You need to re-frame your thinking.
Don't ask yourself what HE wants.
Don't listen to what he says HE wants.
It's NOT about HIM. From now on, it's only about what YOU want. It's about what YOU think is best for the DC and what is best for YOU.
Don't allow him to try to use your DC to 'influence' your decision making either.
If your kids suddenly say that they want Daddy to come to their house on Xmas eve/day/night/boxing day, simply tell them that this is YOUR house, NOT Daddy's, and that when they see Daddy, it will be at HIS house.
Make it 100% clear to the DC that YOUR house is out of bounds to him.
Make it 100% clear to ExH too by telling him what will be happening at Xmas, NOT asking or 'negotiating' with him.
eg. ''ExH, the DC will be available to visit you from 330pm to 7pm on Xmas eve. You will collect them from school and I will collect them from your house at 7pm. If you want to see the DC, I will drop them at your house at 11am Xmas Day and collect them at 2pm, as we will be going to my parents for Xmas Lunch and supper.
(Or as PP's suggested, giving the choice between X and Y only.)
It's no longer about trying to make HIM happy.
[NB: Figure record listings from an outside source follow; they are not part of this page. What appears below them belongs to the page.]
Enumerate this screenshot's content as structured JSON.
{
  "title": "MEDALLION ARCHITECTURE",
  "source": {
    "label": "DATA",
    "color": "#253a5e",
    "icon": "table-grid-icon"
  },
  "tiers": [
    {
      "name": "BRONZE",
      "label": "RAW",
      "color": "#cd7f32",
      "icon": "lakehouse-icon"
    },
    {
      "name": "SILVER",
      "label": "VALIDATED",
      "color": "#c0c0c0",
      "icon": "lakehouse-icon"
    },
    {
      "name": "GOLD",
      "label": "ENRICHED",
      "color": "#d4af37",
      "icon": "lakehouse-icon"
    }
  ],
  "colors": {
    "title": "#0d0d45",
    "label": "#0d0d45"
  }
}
It's no longer about doing what HE wants, when he wants etc.
It's about setting the very reasonable boundaries for your new co-parenting 'relationship'.
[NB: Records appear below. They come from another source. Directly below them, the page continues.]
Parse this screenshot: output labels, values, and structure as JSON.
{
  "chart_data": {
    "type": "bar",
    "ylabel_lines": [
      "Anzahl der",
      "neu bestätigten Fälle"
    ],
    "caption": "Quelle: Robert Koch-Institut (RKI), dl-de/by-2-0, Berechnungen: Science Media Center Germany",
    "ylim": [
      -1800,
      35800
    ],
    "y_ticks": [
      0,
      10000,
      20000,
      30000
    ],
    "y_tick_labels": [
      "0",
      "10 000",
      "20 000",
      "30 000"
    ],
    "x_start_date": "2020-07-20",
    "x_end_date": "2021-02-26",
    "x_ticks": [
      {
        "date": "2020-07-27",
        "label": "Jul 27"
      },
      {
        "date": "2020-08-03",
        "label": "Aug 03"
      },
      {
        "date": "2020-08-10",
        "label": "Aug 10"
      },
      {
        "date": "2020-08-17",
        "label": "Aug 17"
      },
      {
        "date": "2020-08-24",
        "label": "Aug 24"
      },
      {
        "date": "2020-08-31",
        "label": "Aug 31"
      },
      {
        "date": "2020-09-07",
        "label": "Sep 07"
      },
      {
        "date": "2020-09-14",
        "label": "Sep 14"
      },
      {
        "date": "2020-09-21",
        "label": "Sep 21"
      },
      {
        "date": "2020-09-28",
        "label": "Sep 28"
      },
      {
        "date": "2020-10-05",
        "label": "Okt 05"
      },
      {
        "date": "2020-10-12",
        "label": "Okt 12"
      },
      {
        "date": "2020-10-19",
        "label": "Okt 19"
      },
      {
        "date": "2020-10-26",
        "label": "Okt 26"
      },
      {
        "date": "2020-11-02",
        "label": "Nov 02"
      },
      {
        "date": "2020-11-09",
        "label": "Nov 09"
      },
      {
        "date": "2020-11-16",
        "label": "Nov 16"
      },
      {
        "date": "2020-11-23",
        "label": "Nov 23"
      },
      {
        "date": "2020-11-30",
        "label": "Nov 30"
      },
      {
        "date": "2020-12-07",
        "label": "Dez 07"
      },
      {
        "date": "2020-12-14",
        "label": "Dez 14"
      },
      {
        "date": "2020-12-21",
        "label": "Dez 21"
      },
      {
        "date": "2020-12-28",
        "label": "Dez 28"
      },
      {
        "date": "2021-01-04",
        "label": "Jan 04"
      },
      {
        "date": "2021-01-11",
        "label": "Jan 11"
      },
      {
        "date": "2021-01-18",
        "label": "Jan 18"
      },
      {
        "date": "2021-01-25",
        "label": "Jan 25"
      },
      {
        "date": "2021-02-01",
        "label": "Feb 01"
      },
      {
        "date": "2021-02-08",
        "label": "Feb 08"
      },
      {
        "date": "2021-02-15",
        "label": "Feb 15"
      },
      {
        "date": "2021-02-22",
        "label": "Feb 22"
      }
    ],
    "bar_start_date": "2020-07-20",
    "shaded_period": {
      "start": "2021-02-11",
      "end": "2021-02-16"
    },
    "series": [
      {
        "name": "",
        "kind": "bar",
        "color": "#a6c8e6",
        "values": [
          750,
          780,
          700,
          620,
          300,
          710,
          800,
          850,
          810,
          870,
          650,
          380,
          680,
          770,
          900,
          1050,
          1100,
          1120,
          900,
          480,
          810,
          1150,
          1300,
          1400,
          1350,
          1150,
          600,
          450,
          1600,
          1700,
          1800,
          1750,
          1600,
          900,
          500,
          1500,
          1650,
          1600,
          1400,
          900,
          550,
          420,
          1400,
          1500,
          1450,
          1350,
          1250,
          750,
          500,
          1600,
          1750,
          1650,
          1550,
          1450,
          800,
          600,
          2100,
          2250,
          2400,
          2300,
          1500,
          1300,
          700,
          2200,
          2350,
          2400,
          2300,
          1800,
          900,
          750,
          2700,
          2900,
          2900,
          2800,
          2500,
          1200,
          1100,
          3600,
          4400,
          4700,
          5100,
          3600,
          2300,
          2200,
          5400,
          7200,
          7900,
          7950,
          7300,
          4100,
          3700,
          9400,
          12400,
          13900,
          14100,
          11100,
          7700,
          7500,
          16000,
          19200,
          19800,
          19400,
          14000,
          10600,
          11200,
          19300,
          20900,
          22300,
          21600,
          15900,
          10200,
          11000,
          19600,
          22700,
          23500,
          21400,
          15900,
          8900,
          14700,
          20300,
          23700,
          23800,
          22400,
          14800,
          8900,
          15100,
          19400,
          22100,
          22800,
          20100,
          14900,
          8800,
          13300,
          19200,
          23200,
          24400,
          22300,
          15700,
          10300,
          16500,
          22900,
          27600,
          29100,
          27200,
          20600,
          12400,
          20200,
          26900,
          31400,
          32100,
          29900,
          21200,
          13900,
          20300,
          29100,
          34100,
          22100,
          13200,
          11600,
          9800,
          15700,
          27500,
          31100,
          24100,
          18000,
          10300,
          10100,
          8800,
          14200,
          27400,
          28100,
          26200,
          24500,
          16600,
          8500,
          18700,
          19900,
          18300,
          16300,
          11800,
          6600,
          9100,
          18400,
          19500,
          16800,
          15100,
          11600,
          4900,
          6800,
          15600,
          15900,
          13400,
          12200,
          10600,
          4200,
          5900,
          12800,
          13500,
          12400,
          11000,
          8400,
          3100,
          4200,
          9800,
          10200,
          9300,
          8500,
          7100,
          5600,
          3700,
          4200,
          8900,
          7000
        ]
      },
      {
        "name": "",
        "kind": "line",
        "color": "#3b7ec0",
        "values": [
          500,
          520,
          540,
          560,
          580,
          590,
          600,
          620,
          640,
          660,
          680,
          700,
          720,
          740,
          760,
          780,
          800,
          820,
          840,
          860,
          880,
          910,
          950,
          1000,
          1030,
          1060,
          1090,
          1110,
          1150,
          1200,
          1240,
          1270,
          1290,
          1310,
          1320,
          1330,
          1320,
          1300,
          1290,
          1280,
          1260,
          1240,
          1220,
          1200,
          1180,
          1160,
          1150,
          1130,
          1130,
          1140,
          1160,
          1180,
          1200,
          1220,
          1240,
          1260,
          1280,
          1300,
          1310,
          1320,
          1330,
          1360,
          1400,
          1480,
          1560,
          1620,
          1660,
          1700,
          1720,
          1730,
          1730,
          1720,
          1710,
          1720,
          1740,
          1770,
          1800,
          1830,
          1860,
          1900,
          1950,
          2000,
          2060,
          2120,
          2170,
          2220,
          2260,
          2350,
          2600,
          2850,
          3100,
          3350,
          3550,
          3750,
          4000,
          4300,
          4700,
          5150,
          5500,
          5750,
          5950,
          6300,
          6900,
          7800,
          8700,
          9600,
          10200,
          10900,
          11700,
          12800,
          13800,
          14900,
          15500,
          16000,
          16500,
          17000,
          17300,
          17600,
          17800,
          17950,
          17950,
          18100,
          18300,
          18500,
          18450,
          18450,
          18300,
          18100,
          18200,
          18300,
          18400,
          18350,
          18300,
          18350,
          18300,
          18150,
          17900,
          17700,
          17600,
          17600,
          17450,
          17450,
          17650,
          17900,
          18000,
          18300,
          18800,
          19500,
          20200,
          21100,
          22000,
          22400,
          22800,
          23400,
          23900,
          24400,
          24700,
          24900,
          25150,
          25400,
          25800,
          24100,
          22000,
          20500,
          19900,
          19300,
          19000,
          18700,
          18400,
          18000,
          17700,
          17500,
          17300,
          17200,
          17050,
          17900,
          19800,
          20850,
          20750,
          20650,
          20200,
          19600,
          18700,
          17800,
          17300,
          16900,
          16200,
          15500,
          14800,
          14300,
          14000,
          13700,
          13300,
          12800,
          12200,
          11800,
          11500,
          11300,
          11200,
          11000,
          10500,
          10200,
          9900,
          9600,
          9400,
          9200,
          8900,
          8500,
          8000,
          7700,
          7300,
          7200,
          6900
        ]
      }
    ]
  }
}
He will try very, very hard to keep the 'status quo' of him making decisions and you running around pandering to him, but stay strong and ride it out until he has no option but to accept a new 'normal'.
If he can't pick the kids up from school or isn't at home when you try to drop them off, then tough. You just go home and he has to wait for the next scheduled visit. (Make sure he can only contact you through an email address. All other methods of contact stay blocked)
Setting your new boundaries will be hard work, and he'll try anything and everything to try to force you back into the subservient 'accommodate' role he put you in during your relationship, so persistence, perseverance and patience will be your new 'norm'.
Just remember, if it was truly 'impossible' for anyone to 'manage' school pick up's, meals, homework, after school clubs, classes, sports etc, then how the hell do you and countless other Mums manage to do it?? Yep, they simply prioritize the kids needs/schedules etc.
He CAN do it, he simply wants YOU to continue to bend yourself all out of shape, arranging and accommodating things to suit HIM and HIS 'priorities'. (Usually his work and social activities or sports)
You'll soon see how much his DC are 'prioritized' by him.
You've done the hardest part, now at least you have your very own 'safe haven'.
You simply need to keep on keeping on.